Exposure profiling of reactive compounds in complex mixtures

Abstract

Humans are constantly exposed to mixtures, such as tobacco smoke, exhaust from diesel, gasoline or new bio-fuels, containing several 1000 compounds, including many known human carcinogens. Covalent binding of reactive compounds or their metabolites to DNA and formation of stable adducts is believed to be the causal link between exposure and carcinogenesis. DNA and protein adducts are well established biomarkers for the internal dose of reactive compounds or their metabolites and are an integral part of science-based risk assessment. However, technical limitations have prevented comprehensive detection of a broad spectrum of adducts simultaneously. Therefore, most studies have focused on measurement of abundant individual adducts. These studies have produced valuable insight into the metabolism of individual carcinogens, but they are insufficient for risk assessment of exposure to complex mixtures. To overcome this limitation, we present herein proof-of-principle for comprehensive exposure assessment, using N-terminal valine adduct profiles as a biomarker. The reported method is based on our previously established immunoaffinity liquid chromatography-tandem mass spectrometry (LC-MS/MS) method with modification to enrich all N-terminal valine alkylated peptides. The method was evaluated using alkylated peptide standards and globin reacted in vitro with alkylating agents (1,2-epoxy-3-butene, 1,2:3,4-diepoxybutane, propylene oxide, styrene oxide, N-ethyl-N-nitrosourea and methyl methanesulfonate), known to form N-terminal valine adducts. To demonstrate proof-of-principle, the method was successfully applied to globin from mice treated with four model compounds. The results suggest that this novel approach might be suitable for in vivo biomonitoring.

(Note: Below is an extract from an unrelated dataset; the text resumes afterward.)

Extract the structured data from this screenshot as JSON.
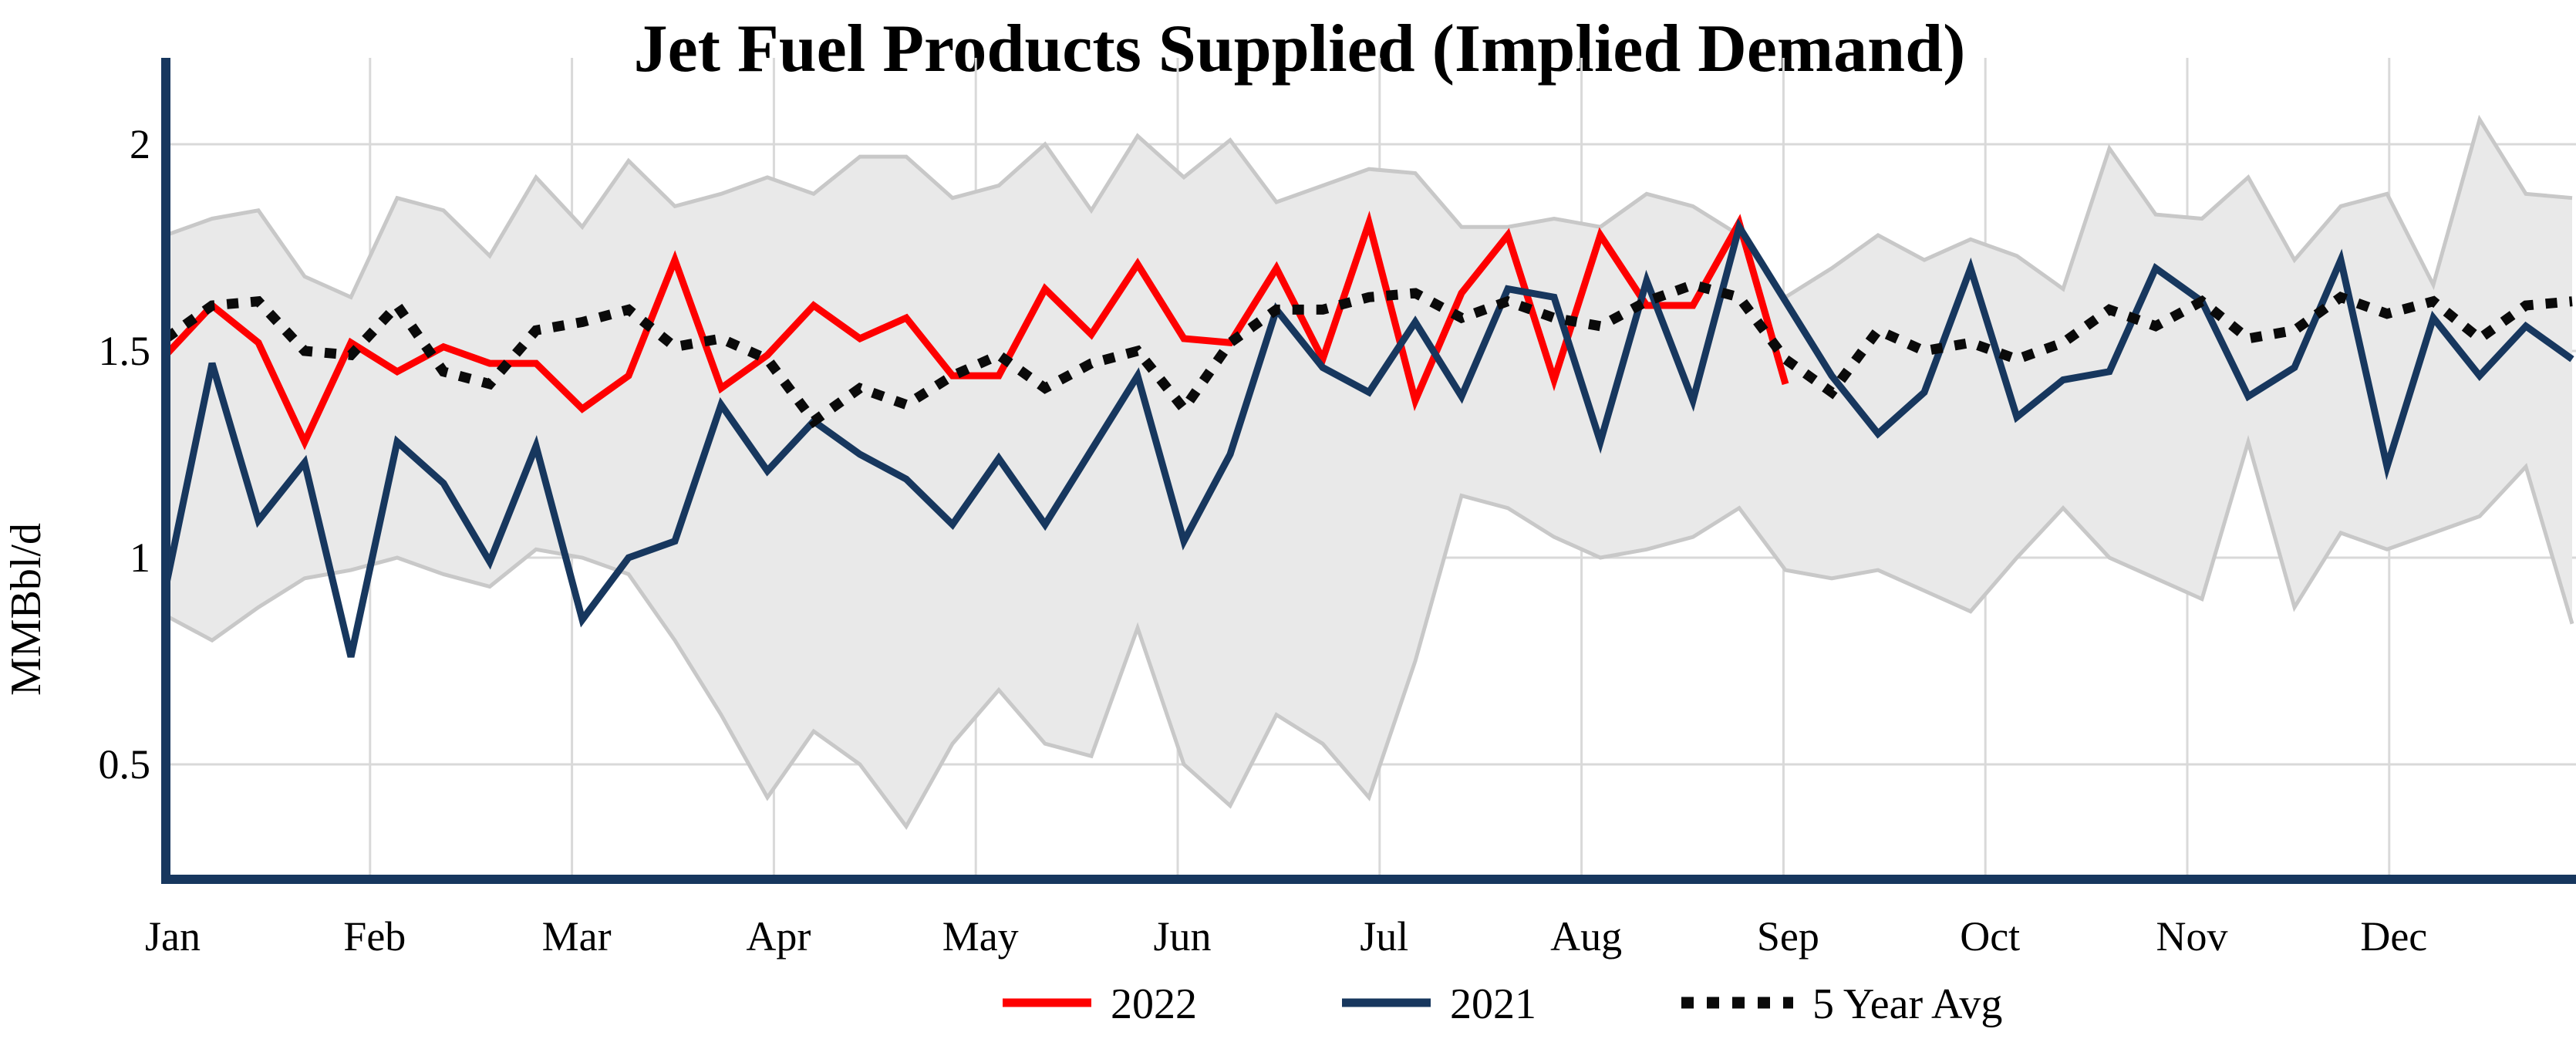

Keywords: 1,2 epoxy-3-butene; 1,2:3,4-diepoxybutane; 1,3-butadiene; 1-hydroxy (or 2-hydroxy)-propyl-valine; 1-phenyl-2-hydroxyethyl-valine or 2-phenyl-2-hydroxyethyl-valine; 2,3,4-trihydroxybutyl-valine; 3,4-epoxy-1,2-butanediol; BD; Biomarkers; Biomonitoring; DEB; EB; EB-diol; ENU; ENU-Val; Et-Val; FA; H(2)N-Val; HB-Val; HP-Val; Hb; IA; LC–MS/MS; MMS; Me-Val; Mixtures; Multiple exposure detection; N,N-(2,3-dihydroxy-1,4-butadiyl)-valine; N-(2-hydroxy-3-buten-1-yl)-valine; N-ethyl-N-nitrosourea; N-terminal valine adducts; PO; SO; SO-Val; THB-Val; carbamoylated-valine; ethyl-valine; formic acid; hemoglobin; immunoaffinity; liquid chromatography–tandem mass spectrometry; methyl-methanesulfonate; methyl-valine; non-alkylated-valine; propylene oxide; pyr-Val; styrene oxide.

Figure 1

Scheme of adduct profiling assay. The alkylated N-terminal peptides of the α-chain are isolated from trypsin hydrolyzed globin by series of depletion and selection IA chromatography, prior to analysis by LC-MS/MS as described in Materials and Methods.

Figure 2

Overview of selected model compounds and their corresponding N-terminal valine adducts.

Figure 3

Characterization of mouse SO-Val (1-11) standard. Mouse 1-11 peptide standard was reacted with SO in 0.1 M NH₄HCO₃ at pH 6.5 for 72 h. MS/MS fragmentation suggests single alkylation at the N-terminal valine.

Figure 4

Extracted ion chromatograms of mouse globin treated in vitro with a mixture of EB, DEB, PO and SO, MMS and ENU. The treated globin was processed as described in Materials and Methods and analyzed by LC-MS/MS. [¹³C₅]SO-Val was utilized as internal standard.

Figure 5

Representative extracted ion-chromatogram of exposed mouse globin. B6C3F1 mice were treated with EB, SO, MMS and ENU and globin was isolated and analyzed as described in Materials and Methods. [¹³C₅]SO-Val was utilized as internal standard.

Figure 6

Proposed formation of the ENU-derived carbamoyl adduct (ENU-Val).